The Goatstown native had initially considered showcasing only her own pieces. “But that’s not how we create interiors. It became clear as the process of establishing the gallery evolved that the space should be a curation of people we admire and love.” This includes vintage treasures by Jorge Zalszupin, furniture and lighting by Bryan O’Sullivan, Tom Faulkner and Edwyn James, as well as art by Jan Cools, Molly Judd and Daniëlle Siobhán. Lafferty is fully embracing her new role as a gallerist. “I’m wearing two hats now; I’m the designer, but I’m a gallerist too and it’s my job to promote the artists here and that’s something I find really exciting.” 

Like a lot of creatives, Lafferty considers herself a storyteller at heart. As we sit down on mohair velvet Camaleonda modular sofas, the gallery tells a story of comfort as much as craft, curation and creativity.  “I think we’re always telling different stories and that’s what draws people to us. Clients want a narrative, she explains. “And they want something that is just for them,” she adds. “Certain people have wonderful businesses with quite a distinct style, which they bring to each job. And a lot of people want that stamp. But I think each project is its own story and that means I can execute many different looks. It also means we’re always creatively stimulated. And the more we feel that as a team, the better our output.” 

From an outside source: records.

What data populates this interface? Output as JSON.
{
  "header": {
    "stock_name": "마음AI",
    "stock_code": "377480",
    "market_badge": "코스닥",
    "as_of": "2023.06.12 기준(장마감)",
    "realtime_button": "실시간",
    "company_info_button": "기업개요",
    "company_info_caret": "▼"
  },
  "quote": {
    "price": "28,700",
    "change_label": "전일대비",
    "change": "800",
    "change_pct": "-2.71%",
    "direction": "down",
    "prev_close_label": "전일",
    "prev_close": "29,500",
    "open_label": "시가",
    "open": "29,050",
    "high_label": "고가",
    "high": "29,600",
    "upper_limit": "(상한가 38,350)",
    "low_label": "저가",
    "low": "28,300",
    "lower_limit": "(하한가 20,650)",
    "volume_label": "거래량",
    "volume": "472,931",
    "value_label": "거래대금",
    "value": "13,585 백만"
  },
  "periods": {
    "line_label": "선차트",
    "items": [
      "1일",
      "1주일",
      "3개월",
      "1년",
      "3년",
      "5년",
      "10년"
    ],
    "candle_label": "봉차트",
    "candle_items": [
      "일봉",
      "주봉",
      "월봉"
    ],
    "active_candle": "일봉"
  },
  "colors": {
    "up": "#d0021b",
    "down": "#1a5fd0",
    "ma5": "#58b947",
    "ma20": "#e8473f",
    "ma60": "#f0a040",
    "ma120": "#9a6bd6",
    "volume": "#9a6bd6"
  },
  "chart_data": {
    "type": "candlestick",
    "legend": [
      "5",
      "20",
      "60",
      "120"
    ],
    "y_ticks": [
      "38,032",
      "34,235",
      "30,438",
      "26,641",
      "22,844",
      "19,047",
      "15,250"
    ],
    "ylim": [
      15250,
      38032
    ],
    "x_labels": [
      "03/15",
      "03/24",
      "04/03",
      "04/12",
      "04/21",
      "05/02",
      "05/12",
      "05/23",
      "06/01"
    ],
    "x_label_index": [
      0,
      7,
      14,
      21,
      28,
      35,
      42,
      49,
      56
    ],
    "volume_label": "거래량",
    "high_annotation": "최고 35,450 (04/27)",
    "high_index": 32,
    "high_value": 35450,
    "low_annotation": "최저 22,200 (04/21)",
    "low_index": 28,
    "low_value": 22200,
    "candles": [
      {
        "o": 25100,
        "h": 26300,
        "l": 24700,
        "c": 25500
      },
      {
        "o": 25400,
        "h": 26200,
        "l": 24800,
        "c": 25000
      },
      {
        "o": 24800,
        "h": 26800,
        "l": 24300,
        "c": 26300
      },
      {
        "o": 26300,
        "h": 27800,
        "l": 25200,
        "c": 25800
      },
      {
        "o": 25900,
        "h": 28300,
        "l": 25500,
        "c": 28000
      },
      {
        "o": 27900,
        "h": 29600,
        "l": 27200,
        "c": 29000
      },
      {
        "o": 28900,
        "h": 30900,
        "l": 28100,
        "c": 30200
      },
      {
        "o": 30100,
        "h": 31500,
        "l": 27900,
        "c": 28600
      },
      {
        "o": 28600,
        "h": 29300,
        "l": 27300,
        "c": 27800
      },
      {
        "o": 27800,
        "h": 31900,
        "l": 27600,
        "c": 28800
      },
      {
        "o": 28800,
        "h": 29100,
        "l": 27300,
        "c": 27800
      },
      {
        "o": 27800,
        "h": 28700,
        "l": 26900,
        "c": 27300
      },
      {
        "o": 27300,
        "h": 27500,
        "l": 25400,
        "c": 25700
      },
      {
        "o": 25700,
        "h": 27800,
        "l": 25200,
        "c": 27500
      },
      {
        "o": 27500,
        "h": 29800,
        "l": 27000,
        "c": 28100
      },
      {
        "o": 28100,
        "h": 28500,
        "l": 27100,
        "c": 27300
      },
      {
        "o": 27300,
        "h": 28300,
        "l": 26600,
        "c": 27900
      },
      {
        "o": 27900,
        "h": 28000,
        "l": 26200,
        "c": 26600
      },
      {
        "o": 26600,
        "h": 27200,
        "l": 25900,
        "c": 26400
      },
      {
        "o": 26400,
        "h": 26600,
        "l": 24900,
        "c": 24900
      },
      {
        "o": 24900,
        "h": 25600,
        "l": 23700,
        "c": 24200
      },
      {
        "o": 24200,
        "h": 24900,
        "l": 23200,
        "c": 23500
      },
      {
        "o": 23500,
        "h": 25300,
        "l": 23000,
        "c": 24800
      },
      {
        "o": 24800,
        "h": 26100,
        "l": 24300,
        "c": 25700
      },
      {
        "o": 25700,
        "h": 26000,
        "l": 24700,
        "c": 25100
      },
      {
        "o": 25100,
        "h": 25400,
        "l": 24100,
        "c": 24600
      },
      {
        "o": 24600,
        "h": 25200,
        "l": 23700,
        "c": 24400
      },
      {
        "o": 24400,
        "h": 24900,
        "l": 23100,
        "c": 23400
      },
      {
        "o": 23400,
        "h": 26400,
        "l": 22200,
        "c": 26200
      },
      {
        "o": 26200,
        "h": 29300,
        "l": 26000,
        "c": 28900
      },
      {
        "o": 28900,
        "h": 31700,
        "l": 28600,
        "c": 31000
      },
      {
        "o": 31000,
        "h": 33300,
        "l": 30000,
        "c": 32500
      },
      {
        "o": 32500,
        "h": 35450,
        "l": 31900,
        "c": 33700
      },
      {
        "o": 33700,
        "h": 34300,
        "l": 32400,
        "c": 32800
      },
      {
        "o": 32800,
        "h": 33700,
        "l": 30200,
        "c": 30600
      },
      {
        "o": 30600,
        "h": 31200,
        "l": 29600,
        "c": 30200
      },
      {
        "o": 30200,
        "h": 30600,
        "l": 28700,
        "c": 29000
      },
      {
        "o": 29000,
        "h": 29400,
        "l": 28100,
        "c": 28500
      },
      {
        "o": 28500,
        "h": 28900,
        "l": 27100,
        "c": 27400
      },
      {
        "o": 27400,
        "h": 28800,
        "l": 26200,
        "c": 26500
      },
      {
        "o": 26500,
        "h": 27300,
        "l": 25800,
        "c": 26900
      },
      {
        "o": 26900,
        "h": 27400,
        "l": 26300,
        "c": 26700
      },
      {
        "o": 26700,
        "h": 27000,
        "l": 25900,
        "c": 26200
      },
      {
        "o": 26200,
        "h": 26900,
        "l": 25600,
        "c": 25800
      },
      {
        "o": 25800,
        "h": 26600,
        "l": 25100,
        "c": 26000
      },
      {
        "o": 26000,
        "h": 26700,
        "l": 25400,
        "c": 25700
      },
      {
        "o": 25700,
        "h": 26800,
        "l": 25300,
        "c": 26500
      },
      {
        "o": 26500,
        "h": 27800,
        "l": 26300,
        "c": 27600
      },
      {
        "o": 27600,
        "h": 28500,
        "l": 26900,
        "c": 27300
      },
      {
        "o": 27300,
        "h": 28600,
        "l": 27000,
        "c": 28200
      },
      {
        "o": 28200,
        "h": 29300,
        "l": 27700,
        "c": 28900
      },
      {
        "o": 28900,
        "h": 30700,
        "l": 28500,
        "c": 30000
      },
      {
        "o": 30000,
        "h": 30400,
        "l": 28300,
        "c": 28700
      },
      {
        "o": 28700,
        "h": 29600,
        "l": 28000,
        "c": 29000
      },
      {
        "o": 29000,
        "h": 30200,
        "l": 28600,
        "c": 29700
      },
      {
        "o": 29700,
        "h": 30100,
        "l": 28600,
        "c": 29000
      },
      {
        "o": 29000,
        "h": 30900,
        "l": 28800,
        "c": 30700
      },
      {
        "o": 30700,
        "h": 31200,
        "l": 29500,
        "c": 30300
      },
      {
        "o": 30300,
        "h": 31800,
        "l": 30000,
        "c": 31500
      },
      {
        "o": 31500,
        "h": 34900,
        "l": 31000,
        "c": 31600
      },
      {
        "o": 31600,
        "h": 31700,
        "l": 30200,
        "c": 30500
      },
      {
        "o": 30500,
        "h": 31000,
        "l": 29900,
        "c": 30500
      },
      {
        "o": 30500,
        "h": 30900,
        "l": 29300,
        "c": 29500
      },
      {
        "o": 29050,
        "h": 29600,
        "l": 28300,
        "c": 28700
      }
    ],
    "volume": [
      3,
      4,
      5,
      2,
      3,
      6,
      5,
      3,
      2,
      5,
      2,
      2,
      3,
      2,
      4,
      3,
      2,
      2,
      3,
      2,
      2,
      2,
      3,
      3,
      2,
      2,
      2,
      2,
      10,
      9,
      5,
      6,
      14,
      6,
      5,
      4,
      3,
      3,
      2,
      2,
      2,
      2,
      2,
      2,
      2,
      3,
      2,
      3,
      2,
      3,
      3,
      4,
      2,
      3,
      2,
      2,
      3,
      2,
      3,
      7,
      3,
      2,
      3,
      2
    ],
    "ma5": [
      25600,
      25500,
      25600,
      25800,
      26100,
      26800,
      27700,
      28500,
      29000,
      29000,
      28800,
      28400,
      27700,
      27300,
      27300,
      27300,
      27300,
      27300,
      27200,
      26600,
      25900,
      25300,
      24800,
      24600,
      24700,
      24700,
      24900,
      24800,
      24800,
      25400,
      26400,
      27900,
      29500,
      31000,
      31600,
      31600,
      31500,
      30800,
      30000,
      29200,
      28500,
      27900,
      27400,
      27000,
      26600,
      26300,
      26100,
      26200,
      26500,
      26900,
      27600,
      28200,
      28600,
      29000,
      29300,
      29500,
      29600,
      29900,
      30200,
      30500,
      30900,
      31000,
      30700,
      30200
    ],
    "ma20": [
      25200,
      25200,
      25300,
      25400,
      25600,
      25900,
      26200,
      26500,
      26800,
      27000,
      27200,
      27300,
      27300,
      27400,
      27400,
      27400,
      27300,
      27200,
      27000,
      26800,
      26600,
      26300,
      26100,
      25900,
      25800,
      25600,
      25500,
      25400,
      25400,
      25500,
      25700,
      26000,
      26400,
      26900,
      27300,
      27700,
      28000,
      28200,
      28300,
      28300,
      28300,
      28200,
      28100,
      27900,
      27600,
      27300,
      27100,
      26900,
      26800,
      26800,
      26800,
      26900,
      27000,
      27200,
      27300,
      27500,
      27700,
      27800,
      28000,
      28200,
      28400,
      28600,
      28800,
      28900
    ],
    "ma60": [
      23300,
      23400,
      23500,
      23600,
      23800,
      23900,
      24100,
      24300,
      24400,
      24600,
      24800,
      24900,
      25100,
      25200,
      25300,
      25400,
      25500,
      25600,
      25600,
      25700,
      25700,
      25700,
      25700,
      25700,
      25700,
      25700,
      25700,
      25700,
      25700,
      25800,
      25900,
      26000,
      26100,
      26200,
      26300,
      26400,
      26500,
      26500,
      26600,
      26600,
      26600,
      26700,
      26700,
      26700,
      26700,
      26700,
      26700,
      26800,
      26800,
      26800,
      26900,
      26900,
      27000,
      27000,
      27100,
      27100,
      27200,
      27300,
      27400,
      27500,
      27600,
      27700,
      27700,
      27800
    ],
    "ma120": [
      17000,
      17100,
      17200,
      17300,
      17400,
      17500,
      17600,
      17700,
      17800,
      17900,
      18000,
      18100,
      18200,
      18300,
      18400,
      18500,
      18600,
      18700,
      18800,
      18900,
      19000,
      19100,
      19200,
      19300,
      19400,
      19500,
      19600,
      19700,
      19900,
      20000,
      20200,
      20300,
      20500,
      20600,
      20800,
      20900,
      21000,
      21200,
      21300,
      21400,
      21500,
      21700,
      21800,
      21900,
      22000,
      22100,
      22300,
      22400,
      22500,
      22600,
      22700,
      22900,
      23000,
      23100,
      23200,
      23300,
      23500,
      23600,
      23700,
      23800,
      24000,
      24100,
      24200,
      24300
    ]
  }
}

She references the practice’s well-publicised Cobalt Townhouse, a modern Dublin home that Lafferty brought a strikingly bold perspective to. “It’s more like an art installation than an interior,” she explains. “It was a bit of a wild card, but later we worked on a project that was incredibly refined and elegant; to be able to create those different atmospheres is where the fun is,” she admits. Anything with a sense of play and theatre appeals to the designer. “Art, furniture, lighting, interiors, fashion – it all bridges together; it’s all just a creative, playful way of thinking.” 

Whatever the medium, the idea of transformation is endlessly fascinating to Lafferty and has been since childhood. “When I was young, Mr Ben was my favourite cartoon. I loved it so much because the character would walk into a costume shop every day, put on a different outfit and become somebody else.” Lafferty is admired as much for her unique and eclectic style as her elevated interior design. She’s an enormous fan of knitwear designer Colin Burke and last year invited him to shoot his autumn/winter collection at the gallery. Today, she looks immaculate in a heavily textured forest green dress. When I ask who she’s wearing, she smiles conspiratorally and replies, “Zara”. There’s something about Lafferty’s poise and polish that makes high-street look high-end. 

Lafferty is a creative with the Midas touch and this puts the Roisín Lafferty Gallery in pole position to firm up Dublin’s international reputation as a center of design excellence, something Lafferty feels passionate about. “We all go to Milan Design Week and Copenhagen. These cities all have momentum. I know we’re a little way off that, but why can’t we have it here?” She references Making In in Cork, Design Kenmare and Dublin’s inaugural Design Week last year. We may be small, but there’s such creativity here, such wonderful artists. And people are drawn to Ireland,” she adds. “Never underestimate the power of Irishness in an international field. It’s time we maximised that.”